On transversality of bent hyperplane arrangements and the topological expressiveness of ReLU neural networks
This work provides foundational insights into the topological expressiveness of ReLU networks, which is incremental but important for understanding neural network behavior in machine learning.
The paper investigates how the architecture of ReLU neural networks affects the geometry and topology of decision regions in binary classification, proving that for generic networks with a single hidden layer of dimension (n+1), decision regions can have at most one bounded connected component.
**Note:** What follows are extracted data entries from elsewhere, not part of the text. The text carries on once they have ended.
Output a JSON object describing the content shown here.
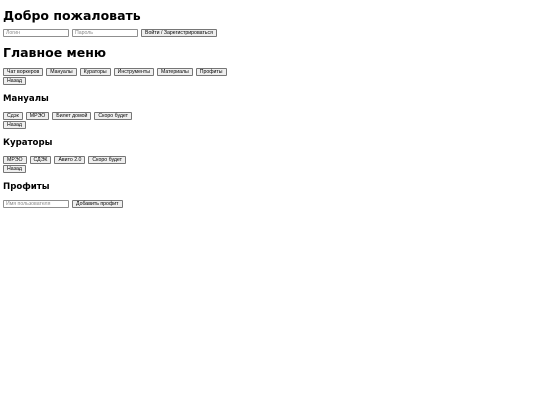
{
  "auth": {
    "title": "Добро пожаловать",
    "login_placeholder": "Логин",
    "password_placeholder": "Пароль",
    "submit_label": "Войти / Зарегистрироваться"
  },
  "main_menu": {
    "title": "Главное меню",
    "items": [
      "Чат воркеров",
      "Мануалы",
      "Кураторы",
      "Инструменты",
      "Материалы",
      "Профиты"
    ],
    "back_label": "Назад"
  },
  "manuals": {
    "title": "Мануалы",
    "items": [
      "Сдэк",
      "МРЭО",
      "Билет домой",
      "Скоро будет"
    ],
    "back_label": "Назад"
  },
  "curators": {
    "title": "Кураторы",
    "items": [
      "МРЭО",
      "СДЭК",
      "Авито 2.0",
      "Скоро будет"
    ],
    "back_label": "Назад"
  },
  "profits": {
    "title": "Профиты",
    "username_placeholder": "Имя пользователя",
    "add_label": "Добавить профит"
  }
}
Let F:R^n -> R be a feedforward ReLU neural network. It is well-known that for any choice of parameters, F is continuous and piecewise (affine) linear. We lay some foundations for a systematic investigation of how the architecture of F impacts the geometry and topology of its possible decision regions for binary classification tasks. Following the classical progression for smooth functions in differential topology, we first define the notion of a generic, transversal ReLU neural network and show that almost all ReLU networks are generic and transversal. We then define a partially-oriented linear 1-complex in the domain of F and identify properties of this complex that yield an obstruction to the existence of bounded connected components of a decision region. We use this obstruction to prove that a decision region of a generic, transversal ReLU network F: R^n -> R with a single hidden layer of dimension (n + 1) can have no more than one bounded connected component.